Designing Domain-Specific Large Language Models: The Critical Role of Fine-Tuning in Public Opinion Simulation
Haocheng Lin

TL;DR
This paper presents a fine-tuning method for large language models that incorporates socio-demographic data to improve the simulation of public opinions on environmental policies, demonstrating enhanced accuracy and demographic representation.
Contribution
It introduces a novel fine-tuning approach using profiling factors from socio-demographic data to better simulate diverse opinions in LLMs, outperforming pre-trained models.
Findings
Enhanced demographic accuracy in opinion simulation
Significant improvements in evaluation metrics
Potential applications in policy and societal domains
Abstract
Large language models (LLMs) have transformed natural language processing, yet face challenges in specialized tasks such as simulating opinions on environmental policies. This paper introduces a novel fine-tuning approach that integrates socio-demographic data from the UK Household Longitudinal Study, uniquely using profiling factors, such as age, gender, income, education, and region.

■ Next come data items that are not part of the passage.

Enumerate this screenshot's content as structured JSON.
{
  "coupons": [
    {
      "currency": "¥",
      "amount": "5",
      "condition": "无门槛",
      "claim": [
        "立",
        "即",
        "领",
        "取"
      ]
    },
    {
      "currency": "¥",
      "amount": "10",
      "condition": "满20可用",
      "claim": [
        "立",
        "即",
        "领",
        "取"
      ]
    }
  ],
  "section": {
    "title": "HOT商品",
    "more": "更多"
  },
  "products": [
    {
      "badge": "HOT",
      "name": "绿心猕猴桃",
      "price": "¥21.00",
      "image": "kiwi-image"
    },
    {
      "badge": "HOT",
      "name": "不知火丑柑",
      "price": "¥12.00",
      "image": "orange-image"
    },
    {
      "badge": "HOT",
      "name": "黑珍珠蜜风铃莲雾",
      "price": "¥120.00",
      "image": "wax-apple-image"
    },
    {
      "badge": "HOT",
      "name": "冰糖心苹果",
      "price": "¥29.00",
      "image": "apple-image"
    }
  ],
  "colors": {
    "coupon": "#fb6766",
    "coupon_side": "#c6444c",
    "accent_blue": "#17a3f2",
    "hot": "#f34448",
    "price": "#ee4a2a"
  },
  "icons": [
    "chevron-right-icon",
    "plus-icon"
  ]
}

This method enhances the accuracy and representation of generated views. By emulating diverse synthetic profiles, the fine-tuned models significantly outperform pre-trained counterparts, achieving measurable improvements in capturing demographic nuances. Evaluation metrics, including Chi-Squared, Cosine Similarity, Jaccard Index, and KL-divergence, reveal a strong alignment between synthetic and real-world opinions. This work demonstrates the potential of fine-tuned LLMs tailored to societal contexts to…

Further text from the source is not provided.